Аркадий Вайнер - Петля и камень в зеленой траве
— Слушайте, слушайте — гремит музыка… она повсюду… она вокруг нас, она в нас, это язык вселенной, обращенный к нам… слушайте высокий говор сфер… примите разложенную в семь нот литературу чувствования… Господи, неужели вы не слышите и не понимаете?.. Я хочу перевести на ваш бедный язык идеи и лик громадного мира… Слушайте меня… вы разве оглохли?.. Немота пала… Семь нот вам кричат… и все тональности… регистры и лады… Евангелие от Баха… Откровение от Гайдна — узнайте Апокалипсис от Бетховена… Я вам спою святое благовествование от Моцарта…
Ее ломкий голос, тонкий и ясный — метался и звенел по серому сумраку палаты. Разве это сумасшествие? Какой-то непонятный нам стремительный внутренний полет.
Клава сказала неожиданно осознанно:
— Сейчас эту дуру глушанут лекарством… — помолчала и добавила: — Витаминами. Витамины на нашу погибель придумали евреи… А их в природе и не существует… Вот евреи их придумали и продали американцам… А нам теперь — в очереди стой…
Анна Александровна подошла ко мне и положила ладонь на лоб:
— Ты, девочка, с медсестрами и няньками не воюй — принесут таблетки, ты их прими.
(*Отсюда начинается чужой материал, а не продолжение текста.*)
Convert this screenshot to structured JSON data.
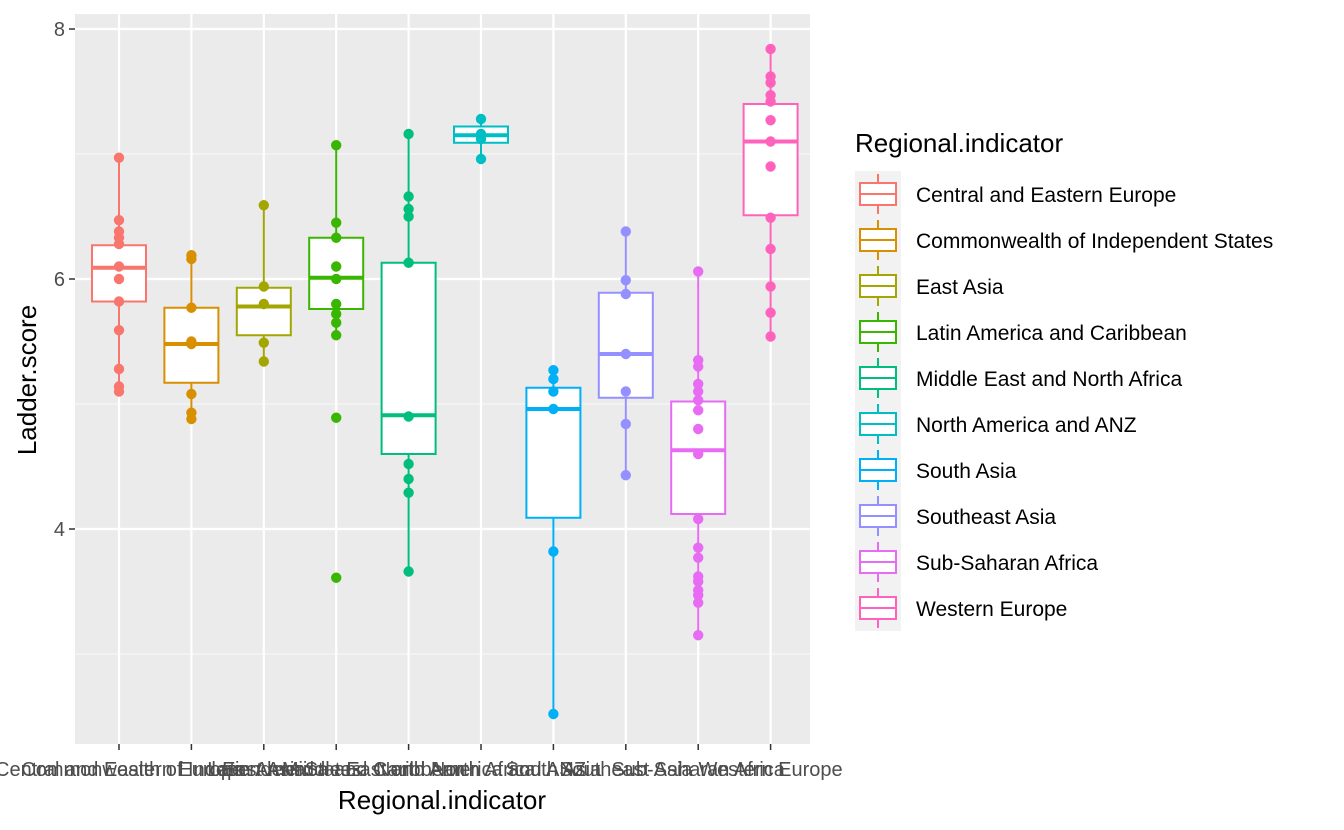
{
  "chart_data": {
    "type": "boxplot",
    "xlabel": "Regional.indicator",
    "ylabel": "Ladder.score",
    "ylim": [
      2.3,
      8.1
    ],
    "yticks": [
      4,
      6,
      8
    ],
    "grid": true,
    "legend": {
      "title": "Regional.indicator",
      "position": "right"
    },
    "categories": [
      "Central and Eastern Europe",
      "Commonwealth of Independent States",
      "East Asia",
      "Latin America and Caribbean",
      "Middle East and North Africa",
      "North America and ANZ",
      "South Asia",
      "Southeast Asia",
      "Sub-Saharan Africa",
      "Western Europe"
    ],
    "colors": [
      "#F8766D",
      "#D89000",
      "#A3A500",
      "#39B600",
      "#00BF7D",
      "#00BFC4",
      "#00B0F6",
      "#9590FF",
      "#E76BF3",
      "#FF62BC"
    ],
    "boxes": [
      {
        "q1": 5.82,
        "median": 6.09,
        "q3": 6.27,
        "whisker_low": 5.1,
        "whisker_high": 6.97
      },
      {
        "q1": 5.17,
        "median": 5.48,
        "q3": 5.77,
        "whisker_low": 4.88,
        "whisker_high": 6.19
      },
      {
        "q1": 5.55,
        "median": 5.78,
        "q3": 5.93,
        "whisker_low": 5.34,
        "whisker_high": 6.59
      },
      {
        "q1": 5.76,
        "median": 6.01,
        "q3": 6.33,
        "whisker_low": 5.54,
        "whisker_high": 7.07
      },
      {
        "q1": 4.6,
        "median": 4.91,
        "q3": 6.13,
        "whisker_low": 3.66,
        "whisker_high": 7.16
      },
      {
        "q1": 7.09,
        "median": 7.15,
        "q3": 7.22,
        "whisker_low": 6.96,
        "whisker_high": 7.28
      },
      {
        "q1": 4.09,
        "median": 4.96,
        "q3": 5.13,
        "whisker_low": 2.52,
        "whisker_high": 5.27
      },
      {
        "q1": 5.05,
        "median": 5.4,
        "q3": 5.89,
        "whisker_low": 4.43,
        "whisker_high": 6.38
      },
      {
        "q1": 4.12,
        "median": 4.63,
        "q3": 5.02,
        "whisker_low": 3.15,
        "whisker_high": 6.06
      },
      {
        "q1": 6.51,
        "median": 7.1,
        "q3": 7.4,
        "whisker_low": 5.54,
        "whisker_high": 7.84
      }
    ],
    "points": [
      [
        6.97,
        6.47,
        6.38,
        6.33,
        6.28,
        5.82,
        5.59,
        5.28,
        5.14,
        5.1,
        6.1,
        6.0
      ],
      [
        6.19,
        6.16,
        5.77,
        5.48,
        5.08,
        4.93,
        4.88,
        5.5
      ],
      [
        6.59,
        5.94,
        5.49,
        5.34,
        5.8
      ],
      [
        7.07,
        6.45,
        6.33,
        5.72,
        5.65,
        5.55,
        4.89,
        3.61,
        6.0,
        6.1,
        5.8
      ],
      [
        7.16,
        6.66,
        6.56,
        6.5,
        6.13,
        4.52,
        4.4,
        4.29,
        3.66,
        4.9
      ],
      [
        7.28,
        6.96,
        7.16,
        7.12
      ],
      [
        5.27,
        5.2,
        3.82,
        2.52,
        4.96,
        5.1
      ],
      [
        6.38,
        5.99,
        5.88,
        4.84,
        4.43,
        5.4,
        5.1
      ],
      [
        6.06,
        5.35,
        5.3,
        5.16,
        5.1,
        5.03,
        4.95,
        4.08,
        3.85,
        3.77,
        3.62,
        3.58,
        3.51,
        3.47,
        3.41,
        3.15,
        4.6,
        4.8
      ],
      [
        7.84,
        7.62,
        7.57,
        7.47,
        7.42,
        7.27,
        6.49,
        6.24,
        5.94,
        5.73,
        5.54,
        7.1,
        6.9
      ]
    ]
  }
}
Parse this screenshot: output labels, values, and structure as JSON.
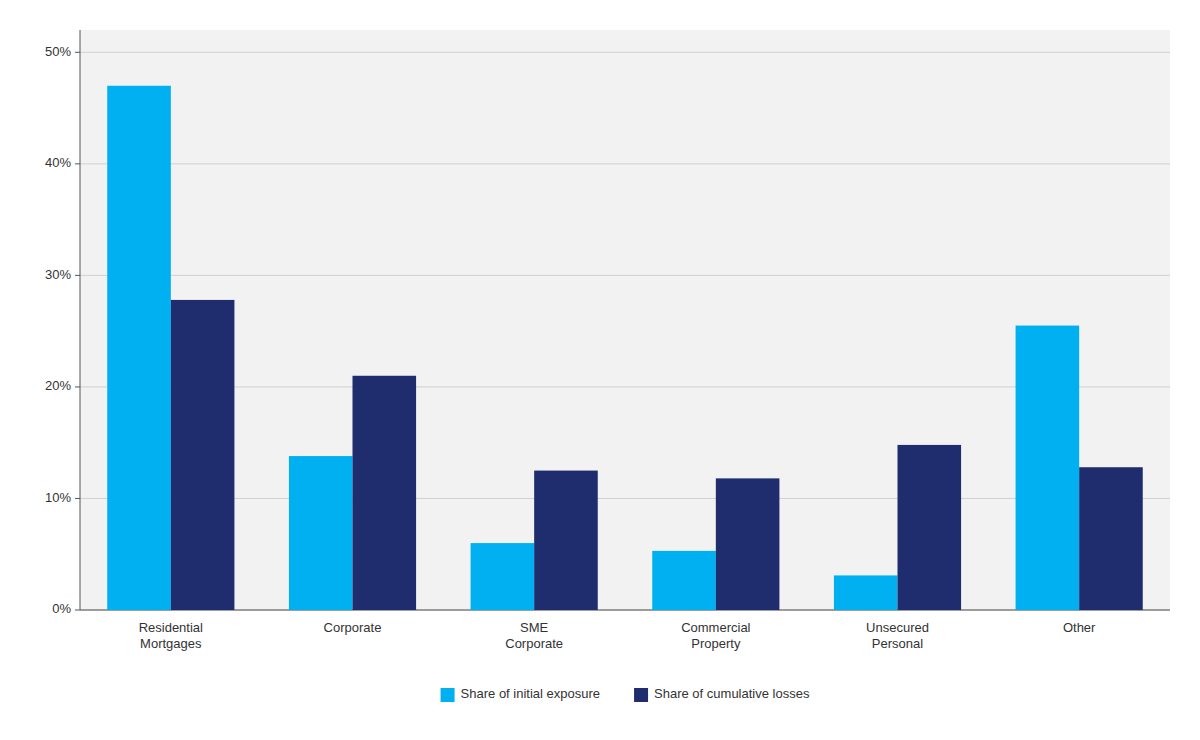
{
  "chart_data": {
    "type": "bar",
    "categories": [
      "Residential\nMortgages",
      "Corporate",
      "SME\nCorporate",
      "Commercial\nProperty",
      "Unsecured\nPersonal",
      "Other"
    ],
    "series": [
      {
        "name": "Share of initial exposure",
        "color": "#00B0F0",
        "values": [
          0.47,
          0.138,
          0.06,
          0.053,
          0.031,
          0.255
        ]
      },
      {
        "name": "Share of cumulative losses",
        "color": "#1F2D6E",
        "values": [
          0.278,
          0.21,
          0.125,
          0.118,
          0.148,
          0.128
        ]
      }
    ],
    "ylim": [
      0,
      0.52
    ],
    "yticks": [
      {
        "value": 0.0,
        "label": "0%"
      },
      {
        "value": 0.1,
        "label": "10%"
      },
      {
        "value": 0.2,
        "label": "20%"
      },
      {
        "value": 0.3,
        "label": "30%"
      },
      {
        "value": 0.4,
        "label": "40%"
      },
      {
        "value": 0.5,
        "label": "50%"
      }
    ],
    "grid": true,
    "legend": "bottom"
  }
}
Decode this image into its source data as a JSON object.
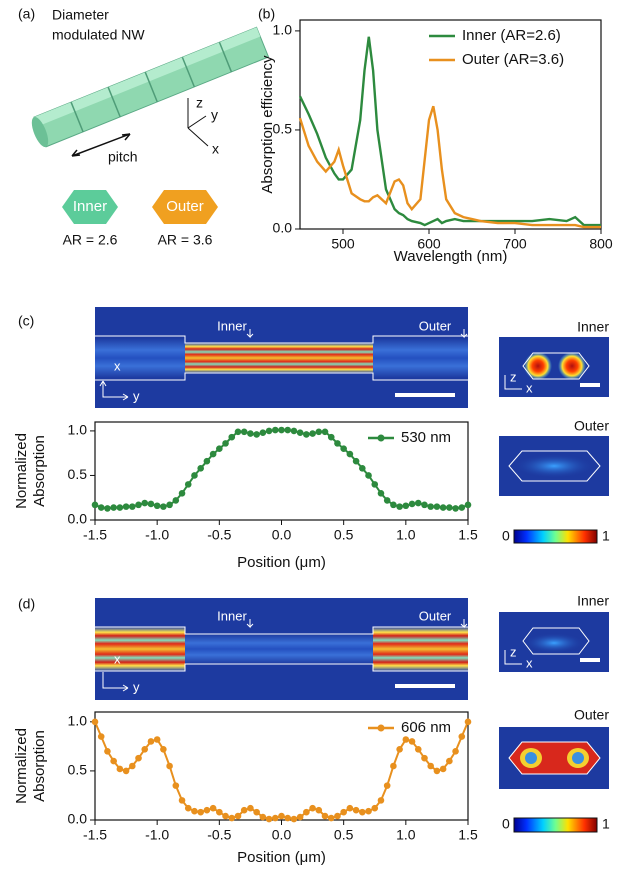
{
  "chart_data": [
    {
      "type": "line",
      "xlabel": "Wavelength (nm)",
      "ylabel": "Absorption efficiency",
      "x": [
        450,
        460,
        470,
        480,
        490,
        495,
        500,
        510,
        520,
        525,
        530,
        535,
        540,
        550,
        560,
        565,
        570,
        575,
        580,
        590,
        595,
        600,
        605,
        610,
        615,
        620,
        630,
        640,
        650,
        660,
        680,
        700,
        720,
        740,
        760,
        770,
        780,
        800
      ],
      "series": [
        {
          "name": "Inner (AR=2.6)",
          "color": "#2d8a3e",
          "values": [
            0.67,
            0.58,
            0.48,
            0.36,
            0.28,
            0.25,
            0.25,
            0.3,
            0.55,
            0.8,
            0.97,
            0.8,
            0.5,
            0.2,
            0.1,
            0.08,
            0.07,
            0.05,
            0.04,
            0.03,
            0.02,
            0.03,
            0.04,
            0.05,
            0.03,
            0.04,
            0.05,
            0.04,
            0.04,
            0.04,
            0.04,
            0.04,
            0.04,
            0.05,
            0.04,
            0.06,
            0.02,
            0.02
          ]
        },
        {
          "name": "Outer (AR=3.6)",
          "color": "#e8901e",
          "values": [
            0.56,
            0.42,
            0.34,
            0.29,
            0.34,
            0.4,
            0.32,
            0.18,
            0.15,
            0.14,
            0.14,
            0.16,
            0.17,
            0.13,
            0.24,
            0.25,
            0.22,
            0.13,
            0.1,
            0.15,
            0.35,
            0.55,
            0.62,
            0.5,
            0.3,
            0.15,
            0.08,
            0.06,
            0.05,
            0.04,
            0.03,
            0.03,
            0.02,
            0.02,
            0.02,
            0.02,
            0.01,
            0.01
          ]
        }
      ],
      "xlim": [
        450,
        800
      ],
      "xticks": [
        500,
        600,
        700,
        800
      ],
      "ylim": [
        0,
        1.055
      ],
      "yticks": [
        {
          "value": 0,
          "label": "0.0"
        },
        {
          "value": 0.5,
          "label": "0.5"
        },
        {
          "value": 1,
          "label": "1.0"
        }
      ],
      "markers": false,
      "legend": "upper right"
    },
    {
      "type": "line",
      "xlabel": "Position (μm)",
      "ylabel": [
        "Normalized",
        "Absorption"
      ],
      "x": [
        -1.5,
        -1.45,
        -1.4,
        -1.35,
        -1.3,
        -1.25,
        -1.2,
        -1.15,
        -1.1,
        -1.05,
        -1.0,
        -0.95,
        -0.9,
        -0.85,
        -0.8,
        -0.75,
        -0.7,
        -0.65,
        -0.6,
        -0.55,
        -0.5,
        -0.45,
        -0.4,
        -0.35,
        -0.3,
        -0.25,
        -0.2,
        -0.15,
        -0.1,
        -0.05,
        0,
        0.05,
        0.1,
        0.15,
        0.2,
        0.25,
        0.3,
        0.35,
        0.4,
        0.45,
        0.5,
        0.55,
        0.6,
        0.65,
        0.7,
        0.75,
        0.8,
        0.85,
        0.9,
        0.95,
        1.0,
        1.05,
        1.1,
        1.15,
        1.2,
        1.25,
        1.3,
        1.35,
        1.4,
        1.45,
        1.5
      ],
      "series": [
        {
          "name": "530 nm",
          "color": "#2d8a3e",
          "values": [
            0.17,
            0.14,
            0.13,
            0.14,
            0.14,
            0.15,
            0.15,
            0.17,
            0.19,
            0.18,
            0.16,
            0.15,
            0.17,
            0.22,
            0.3,
            0.4,
            0.5,
            0.58,
            0.66,
            0.74,
            0.8,
            0.86,
            0.93,
            0.99,
            0.99,
            0.97,
            0.96,
            0.98,
            1.0,
            1.01,
            1.01,
            1.01,
            1.0,
            0.98,
            0.96,
            0.97,
            0.99,
            0.99,
            0.93,
            0.86,
            0.8,
            0.74,
            0.66,
            0.58,
            0.5,
            0.4,
            0.3,
            0.22,
            0.17,
            0.15,
            0.16,
            0.18,
            0.19,
            0.17,
            0.15,
            0.15,
            0.14,
            0.14,
            0.13,
            0.14,
            0.17
          ]
        }
      ],
      "xlim": [
        -1.5,
        1.5
      ],
      "xticks": [
        -1.5,
        {
          "value": -1,
          "label": "-1.0"
        },
        -0.5,
        {
          "value": 0,
          "label": "0.0"
        },
        0.5,
        {
          "value": 1,
          "label": "1.0"
        },
        1.5
      ],
      "ylim": [
        0,
        1.1
      ],
      "yticks": [
        {
          "value": 0,
          "label": "0.0"
        },
        {
          "value": 0.5,
          "label": "0.5"
        },
        {
          "value": 1,
          "label": "1.0"
        }
      ],
      "markers": true,
      "legend": "upper right"
    },
    {
      "type": "line",
      "xlabel": "Position (μm)",
      "ylabel": [
        "Normalized",
        "Absorption"
      ],
      "x": [
        -1.5,
        -1.45,
        -1.4,
        -1.35,
        -1.3,
        -1.25,
        -1.2,
        -1.15,
        -1.1,
        -1.05,
        -1.0,
        -0.95,
        -0.9,
        -0.85,
        -0.8,
        -0.75,
        -0.7,
        -0.65,
        -0.6,
        -0.55,
        -0.5,
        -0.45,
        -0.4,
        -0.35,
        -0.3,
        -0.25,
        -0.2,
        -0.15,
        -0.1,
        -0.05,
        0,
        0.05,
        0.1,
        0.15,
        0.2,
        0.25,
        0.3,
        0.35,
        0.4,
        0.45,
        0.5,
        0.55,
        0.6,
        0.65,
        0.7,
        0.75,
        0.8,
        0.85,
        0.9,
        0.95,
        1.0,
        1.05,
        1.1,
        1.15,
        1.2,
        1.25,
        1.3,
        1.35,
        1.4,
        1.45,
        1.5
      ],
      "series": [
        {
          "name": "606 nm",
          "color": "#e8901e",
          "values": [
            1.0,
            0.85,
            0.7,
            0.6,
            0.52,
            0.5,
            0.55,
            0.63,
            0.72,
            0.8,
            0.82,
            0.72,
            0.55,
            0.35,
            0.2,
            0.12,
            0.09,
            0.08,
            0.1,
            0.12,
            0.08,
            0.04,
            0.02,
            0.04,
            0.1,
            0.12,
            0.08,
            0.03,
            0.01,
            0.02,
            0.04,
            0.02,
            0.01,
            0.03,
            0.08,
            0.12,
            0.1,
            0.04,
            0.02,
            0.04,
            0.08,
            0.12,
            0.1,
            0.08,
            0.09,
            0.12,
            0.2,
            0.35,
            0.55,
            0.72,
            0.82,
            0.8,
            0.72,
            0.63,
            0.55,
            0.5,
            0.52,
            0.6,
            0.7,
            0.85,
            1.0
          ]
        }
      ],
      "xlim": [
        -1.5,
        1.5
      ],
      "xticks": [
        -1.5,
        {
          "value": -1,
          "label": "-1.0"
        },
        -0.5,
        {
          "value": 0,
          "label": "0.0"
        },
        0.5,
        {
          "value": 1,
          "label": "1.0"
        },
        1.5
      ],
      "ylim": [
        0,
        1.1
      ],
      "yticks": [
        {
          "value": 0,
          "label": "0.0"
        },
        {
          "value": 0.5,
          "label": "0.5"
        },
        {
          "value": 1,
          "label": "1.0"
        }
      ],
      "markers": true,
      "legend": "upper right"
    }
  ],
  "panels": {
    "a": {
      "label": "(a)",
      "title": [
        "Diameter",
        "modulated NW"
      ],
      "pitch": "pitch",
      "axes": [
        "z",
        "y",
        "x"
      ],
      "inner": "Inner",
      "outer": "Outer",
      "inner_ar": "AR = 2.6",
      "outer_ar": "AR = 3.6"
    },
    "b": {
      "label": "(b)"
    },
    "c": {
      "label": "(c)",
      "map_labels": [
        "Inner",
        "Outer"
      ],
      "map_axes": [
        "x",
        "y"
      ],
      "side_titles": [
        "Inner",
        "Outer"
      ],
      "side_axes": [
        "z",
        "x"
      ],
      "colorbar": [
        0,
        1
      ]
    },
    "d": {
      "label": "(d)",
      "map_labels": [
        "Inner",
        "Outer"
      ],
      "map_axes": [
        "x",
        "y"
      ],
      "side_titles": [
        "Inner",
        "Outer"
      ],
      "side_axes": [
        "z",
        "x"
      ],
      "colorbar": [
        0,
        1
      ]
    }
  }
}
Иначе заколют они тебя уколами. Ты ведь, слава Богу, не пробовала триседил в уколах, не знаешь, какой это ужас. Бред, память пропадает, совсем в животное превращаешься…
Я улыбнулась ей — впервые, как попала сюда.
— А вы сами, Анна Александровна? Вы же не принимаете таблетки?
Она засмеялась, легко, радостно:
— Э, голубка! Тебе-то повезло — они тебя в глупостях обвиняют, свое безумие на тебя перекладывают. Чего бы ты этим разбойникам ни сказала — нет у тебя на совести греха. А мне надо от Бога отказаться — силу антихриста признать. Это я не могу. Коли велит Господь — умру скорее…
Она присела на мою кровать, и пахло от нее чем-то домашним, очень уютным — как от тети Перл. Коржиками с корицей, травами, теплом плиты.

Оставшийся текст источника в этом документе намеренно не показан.